When Florida Sen. Marco Rubio declared during the Republican presidential debate that “the Second Amendment is not an option,” he clearly illustrated the philosophical chasm that exists between Republicans and Democrats on the subject of gun control versus gun rights.
Although he was criticizing President Barack Obama’s recent “executive actions” on guns, Rubio could just as easily have been talking about Democrat Hillary Rodham Clinton. She has endeavored to make gun control a central issue of her campaign, going so far as to essentially declare a war of words on the National Rifle Association.
“The Second Amendment is not an option,” Rubio told moderators for the Fox Business Channel. “It is not a suggestion. It is a constitutional right of every American to be able to protect themselves and their families. I am convinced that if this president could confiscate every gun in America, he would. I am convinced that if this president could get rid of the Second Amendment, he would.
“I am convinced,” he added, “because I have seen how he works with his attorney general; not to defend the Second Amendment, but to figure out ways to undermine it.”

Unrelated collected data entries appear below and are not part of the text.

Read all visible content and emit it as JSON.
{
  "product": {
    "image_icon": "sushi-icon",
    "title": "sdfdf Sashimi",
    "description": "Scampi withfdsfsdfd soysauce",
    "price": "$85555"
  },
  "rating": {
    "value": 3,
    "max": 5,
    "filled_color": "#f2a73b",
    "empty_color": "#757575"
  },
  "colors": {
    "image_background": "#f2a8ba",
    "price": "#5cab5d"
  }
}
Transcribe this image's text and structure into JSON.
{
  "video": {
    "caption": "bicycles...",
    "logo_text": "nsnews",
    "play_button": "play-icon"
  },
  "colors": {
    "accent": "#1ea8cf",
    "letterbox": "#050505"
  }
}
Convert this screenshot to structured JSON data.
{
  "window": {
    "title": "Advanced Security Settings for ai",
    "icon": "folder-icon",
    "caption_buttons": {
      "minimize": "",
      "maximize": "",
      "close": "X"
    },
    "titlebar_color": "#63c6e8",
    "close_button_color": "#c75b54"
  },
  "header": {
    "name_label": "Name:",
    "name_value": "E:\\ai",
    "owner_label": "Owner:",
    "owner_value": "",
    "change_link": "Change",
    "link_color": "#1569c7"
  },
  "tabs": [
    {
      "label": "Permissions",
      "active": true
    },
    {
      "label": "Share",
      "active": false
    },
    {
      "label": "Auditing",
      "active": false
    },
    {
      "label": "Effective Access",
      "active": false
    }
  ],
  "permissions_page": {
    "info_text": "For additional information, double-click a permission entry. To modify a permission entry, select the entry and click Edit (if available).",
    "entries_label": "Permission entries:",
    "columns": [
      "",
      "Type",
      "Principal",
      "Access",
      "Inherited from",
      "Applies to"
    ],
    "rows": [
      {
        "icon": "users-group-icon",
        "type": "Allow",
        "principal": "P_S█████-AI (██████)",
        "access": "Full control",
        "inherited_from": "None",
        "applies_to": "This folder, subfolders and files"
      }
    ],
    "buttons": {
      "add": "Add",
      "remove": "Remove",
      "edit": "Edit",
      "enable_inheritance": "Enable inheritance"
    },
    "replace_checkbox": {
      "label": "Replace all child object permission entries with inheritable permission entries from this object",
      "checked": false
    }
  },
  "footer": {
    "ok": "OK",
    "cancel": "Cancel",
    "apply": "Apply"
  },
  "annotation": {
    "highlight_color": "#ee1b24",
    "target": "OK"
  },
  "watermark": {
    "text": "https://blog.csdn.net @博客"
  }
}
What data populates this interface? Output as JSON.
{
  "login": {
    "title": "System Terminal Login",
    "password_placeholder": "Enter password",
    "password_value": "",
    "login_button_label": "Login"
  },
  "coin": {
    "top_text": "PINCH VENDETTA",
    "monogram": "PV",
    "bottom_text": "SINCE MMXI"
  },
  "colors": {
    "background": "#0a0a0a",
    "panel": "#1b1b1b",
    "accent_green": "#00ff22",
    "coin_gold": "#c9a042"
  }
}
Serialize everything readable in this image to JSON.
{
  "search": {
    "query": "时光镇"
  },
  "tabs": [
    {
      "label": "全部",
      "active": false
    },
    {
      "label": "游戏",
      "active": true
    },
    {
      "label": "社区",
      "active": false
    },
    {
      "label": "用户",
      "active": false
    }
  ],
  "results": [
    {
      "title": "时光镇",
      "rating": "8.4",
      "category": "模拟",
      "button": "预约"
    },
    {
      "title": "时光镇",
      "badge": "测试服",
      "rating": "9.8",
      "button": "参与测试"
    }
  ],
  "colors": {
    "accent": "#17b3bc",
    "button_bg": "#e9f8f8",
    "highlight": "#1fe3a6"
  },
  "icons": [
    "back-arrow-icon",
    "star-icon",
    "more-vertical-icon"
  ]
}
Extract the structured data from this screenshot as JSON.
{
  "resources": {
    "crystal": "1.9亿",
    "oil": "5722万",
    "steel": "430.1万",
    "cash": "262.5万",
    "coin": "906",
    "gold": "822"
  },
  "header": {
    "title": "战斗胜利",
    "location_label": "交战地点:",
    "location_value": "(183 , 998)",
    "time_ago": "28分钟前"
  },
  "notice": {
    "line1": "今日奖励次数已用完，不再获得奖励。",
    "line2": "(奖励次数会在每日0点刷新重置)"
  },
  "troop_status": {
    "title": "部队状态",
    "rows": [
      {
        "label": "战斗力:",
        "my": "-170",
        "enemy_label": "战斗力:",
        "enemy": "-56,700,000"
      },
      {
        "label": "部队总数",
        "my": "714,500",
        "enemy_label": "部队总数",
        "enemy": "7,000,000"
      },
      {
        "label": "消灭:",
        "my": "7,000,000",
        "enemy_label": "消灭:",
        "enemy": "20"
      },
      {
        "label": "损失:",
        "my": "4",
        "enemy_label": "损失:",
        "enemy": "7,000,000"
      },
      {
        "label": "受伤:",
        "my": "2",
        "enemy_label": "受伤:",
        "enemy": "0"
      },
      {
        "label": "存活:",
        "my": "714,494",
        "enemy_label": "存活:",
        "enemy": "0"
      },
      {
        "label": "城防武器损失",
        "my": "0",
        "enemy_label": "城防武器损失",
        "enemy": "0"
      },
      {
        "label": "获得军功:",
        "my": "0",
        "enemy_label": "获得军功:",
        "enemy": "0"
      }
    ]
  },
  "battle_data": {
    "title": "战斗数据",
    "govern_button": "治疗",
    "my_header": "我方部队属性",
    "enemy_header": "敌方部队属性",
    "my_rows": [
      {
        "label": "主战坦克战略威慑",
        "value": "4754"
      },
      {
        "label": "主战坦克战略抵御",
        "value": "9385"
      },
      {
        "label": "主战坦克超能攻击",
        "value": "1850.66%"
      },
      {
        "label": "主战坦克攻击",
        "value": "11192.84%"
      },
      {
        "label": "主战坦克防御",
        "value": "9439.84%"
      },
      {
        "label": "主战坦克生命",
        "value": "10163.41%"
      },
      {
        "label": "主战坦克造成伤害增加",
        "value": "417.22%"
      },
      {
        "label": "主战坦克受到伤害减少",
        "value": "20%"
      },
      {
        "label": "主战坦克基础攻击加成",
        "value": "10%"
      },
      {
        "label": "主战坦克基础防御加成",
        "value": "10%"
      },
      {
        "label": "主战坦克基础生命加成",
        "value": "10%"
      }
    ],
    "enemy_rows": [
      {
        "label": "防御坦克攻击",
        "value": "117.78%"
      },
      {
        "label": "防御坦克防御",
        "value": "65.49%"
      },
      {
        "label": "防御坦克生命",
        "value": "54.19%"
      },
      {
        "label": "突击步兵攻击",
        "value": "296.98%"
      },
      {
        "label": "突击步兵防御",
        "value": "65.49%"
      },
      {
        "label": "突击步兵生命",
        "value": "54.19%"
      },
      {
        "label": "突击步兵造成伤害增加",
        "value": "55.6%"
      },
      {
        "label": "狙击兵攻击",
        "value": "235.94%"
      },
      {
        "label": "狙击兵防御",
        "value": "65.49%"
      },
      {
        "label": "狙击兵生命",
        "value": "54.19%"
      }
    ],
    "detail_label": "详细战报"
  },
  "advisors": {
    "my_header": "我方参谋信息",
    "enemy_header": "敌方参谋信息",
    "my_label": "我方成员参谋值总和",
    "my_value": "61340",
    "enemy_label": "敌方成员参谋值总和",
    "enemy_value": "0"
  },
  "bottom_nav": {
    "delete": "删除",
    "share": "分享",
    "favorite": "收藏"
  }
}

In recent weeks, both Obama and Clinton have suggested approval for gun control in Australia, where some years ago there was a massive mandated turn-in of certain classes of firearms. While Australian gun owners were financially compensated, that incident provoked outrage among American gun owners who haven’t forgotten the lesson that registration can lead to confiscation.
While Rubio is hardly the only Republican candidate to staunchly defend the right to keep and bear arms, his comments during the debate could easily become the position that all of his fellow candidates take in order to show the stark differences between the GOP and the Democratic party, which appears increasingly to be in the control of the radical far left.
Earlier in the week, Clinton picked up an endorsement from the anti-gun Brady Campaign to Prevent Gun Violence. That announcement not only solidified her position on gun control, but may also have painted her into a political corner if she gets the party’s nomination and then has to reach out to appeal to a broader base of voters, including those who own and use firearms.
During his comments, Rubio reminded the audience that the next president will be making judicial appointments to the federal courts, including the U.S. Supreme Court. He noted that Obama’s picks have been unfriendly to gun rights, and there is no reason to believe any appointments Clinton makes would be any different.